Соберись мы у кого-нибудь дома, хотя бы при одной жене, или продержись до утра, до рассвета, — точно не поехали бы.
Но это утро, мутное и муторное, застало нас уже в Калинине. Мы сидели в промороженном, почти пустом вокзале, продрогшие и невыспавшиеся, и доктор Развозов старался вдохнуть в нас если не жизнь, то хотя бы любовь к ней. Он то свирепо тормошил нас и погонял разнообразными словами, то умолял дождаться до открытия буфета.
Потом был такой же холодный, всеми суставами визжавший на тридцатиградусном морозе автобус, в котором всю дорогу стояла глухая канонада валенок и сапог: пассажиры грелись, пассажиры, можно сказать, на своих двоих топали до самого Белореченска.

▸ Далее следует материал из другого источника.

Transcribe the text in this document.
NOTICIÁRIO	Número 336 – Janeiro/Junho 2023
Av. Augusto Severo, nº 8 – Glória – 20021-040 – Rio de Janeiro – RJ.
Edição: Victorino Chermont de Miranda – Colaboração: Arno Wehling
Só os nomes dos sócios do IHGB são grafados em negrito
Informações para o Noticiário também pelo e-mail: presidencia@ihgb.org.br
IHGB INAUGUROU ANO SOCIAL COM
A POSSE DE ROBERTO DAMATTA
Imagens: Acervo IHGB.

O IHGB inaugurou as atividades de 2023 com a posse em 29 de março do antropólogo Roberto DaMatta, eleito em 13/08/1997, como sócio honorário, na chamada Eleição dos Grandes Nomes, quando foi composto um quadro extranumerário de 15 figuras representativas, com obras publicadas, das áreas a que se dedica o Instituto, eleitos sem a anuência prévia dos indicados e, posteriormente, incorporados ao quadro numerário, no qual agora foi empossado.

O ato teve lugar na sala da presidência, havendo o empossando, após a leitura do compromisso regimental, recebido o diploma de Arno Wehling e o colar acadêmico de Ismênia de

Был и районный городок Белореченск со старинным, выделанным снегом, какого давно нет в больших городах. По причине заносов автобус в тот день на Изборье не пошел, но нам повезло: на автостанцию завернул шофер изборской техпомощи.
— Изборские есть? — спрашивал он, оглушительно хлопая меховыми, колом взявшимися рукавицами.

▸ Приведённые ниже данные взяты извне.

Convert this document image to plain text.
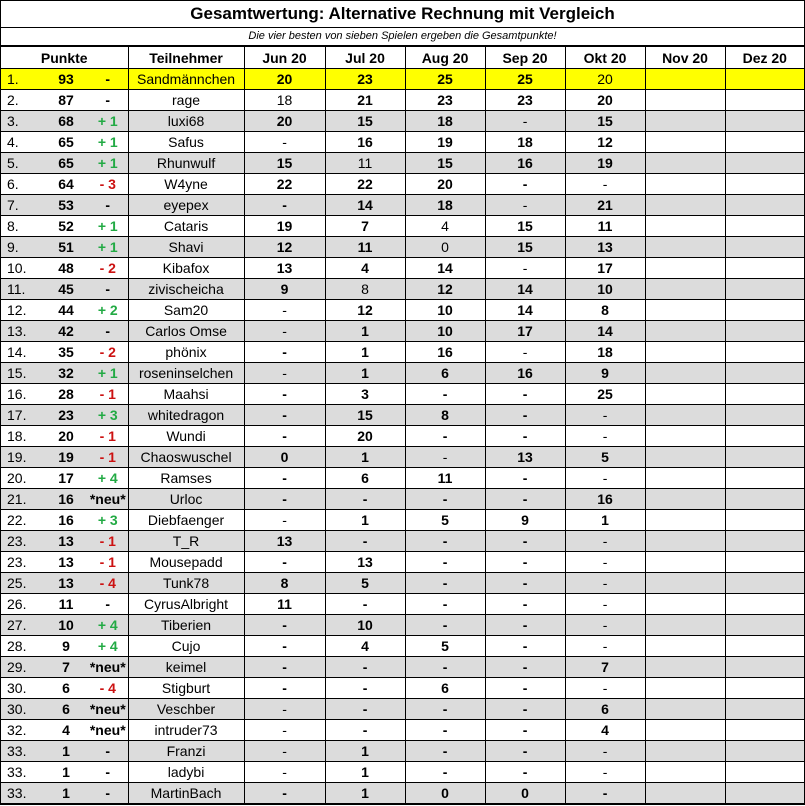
Gesamtwertung: Alternative Rechnung mit Vergleich
Die vier besten von sieben Spielen ergeben die Gesamtpunkte!
Punkte			Teilnehmer	Jun 20	Jul 20	Aug 20	Sep 20	Okt 20	Nov 20	Dez 20
1.	93	-	Sandmännchen	20	23	25	25	20		
2.	87	-	rage	18	21	23	23	20		
3.	68	+ 1	luxi68	20	15	18	-	15		
4.	65	+ 1	Safus	-	16	19	18	12		
5.	65	+ 1	Rhunwulf	15	11	15	16	19		
6.	64	- 3	W4yne	22	22	20	-	-		
7.	53	-	eyepex	-	14	18	-	21		
8.	52	+ 1	Cataris	19	7	4	15	11		
9.	51	+ 1	Shavi	12	11	0	15	13		
10.	48	- 2	Kibafox	13	4	14	-	17		
11.	45	-	zivischeicha	9	8	12	14	10		
12.	44	+ 2	Sam20	-	12	10	14	8		
13.	42	-	Carlos Omse	-	1	10	17	14		
14.	35	- 2	phönix	-	1	16	-	18		
15.	32	+ 1	roseninselchen	-	1	6	16	9		
16.	28	- 1	Maahsi	-	3	-	-	25		
17.	23	+ 3	whitedragon	-	15	8	-	-		
18.	20	- 1	Wundi	-	20	-	-	-		
19.	19	- 1	Chaoswuschel	0	1	-	13	5		
20.	17	+ 4	Ramses	-	6	11	-	-		
21.	16	*neu*	Urloc	-	-	-	-	16		
22.	16	+ 3	Diebfaenger	-	1	5	9	1		
23.	13	- 1	T_R	13	-	-	-	-		
23.	13	- 1	Mousepadd	-	13	-	-	-		
25.	13	- 4	Tunk78	8	5	-	-	-		
26.	11	-	CyrusAlbright	11	-	-	-	-		
27.	10	+ 4	Tiberien	-	10	-	-	-		
28.	9	+ 4	Cujo	-	4	5	-	-		
29.	7	*neu*	keimel	-	-	-	-	7		
30.	6	- 4	Stigburt	-	-	6	-	-		
30.	6	*neu*	Veschber	-	-	-	-	6		
32.	4	*neu*	intruder73	-	-	-	-	4		
33.	1	-	Franzi	-	1	-	-	-		
33.	1	-	ladybi	-	1	-	-	-		
33.	1	-	MartinBach	-	1	0	0	-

— Есть, есть, — обрадованно вскочили мы.
Мужичок с сомнением осмотрел нас.
— Мы приезжие, в гости добираемся…
— Да я не о том. Мало вас, — бросил мужичок и снова пошел по смерзшимся рядам: — На Изборье, на Изборье…
Мужичок-левачок знал, что автобус в его деревню не пошел, и потому выкликал пассажиров громко, не таясь, не стесняясь станционного начальства. Человек делал благородное дело.
Позже, когда выехали за город — желающих воспользоваться оказией больше не нашлось, — мы поняли, что повезло не столько нам, сколько шоферу. Отъехали три-четыре километра, и начались завалы, заносы, пришлось без конца толкать и подсаживать машину, впеременку шуровать лопатой в легком, сыпучем, как пыль, снегу. Километра полтора мы оттаивали в теплой будке машины, потом снова соскакивали на снег. Мерзли ноги, кругом уже занималась темнота. Она проступала на снегу откуда-то изнутри и, тлея, расползалась вокруг, к самому дальнему углу, где остывало до черноты заветренное солнце.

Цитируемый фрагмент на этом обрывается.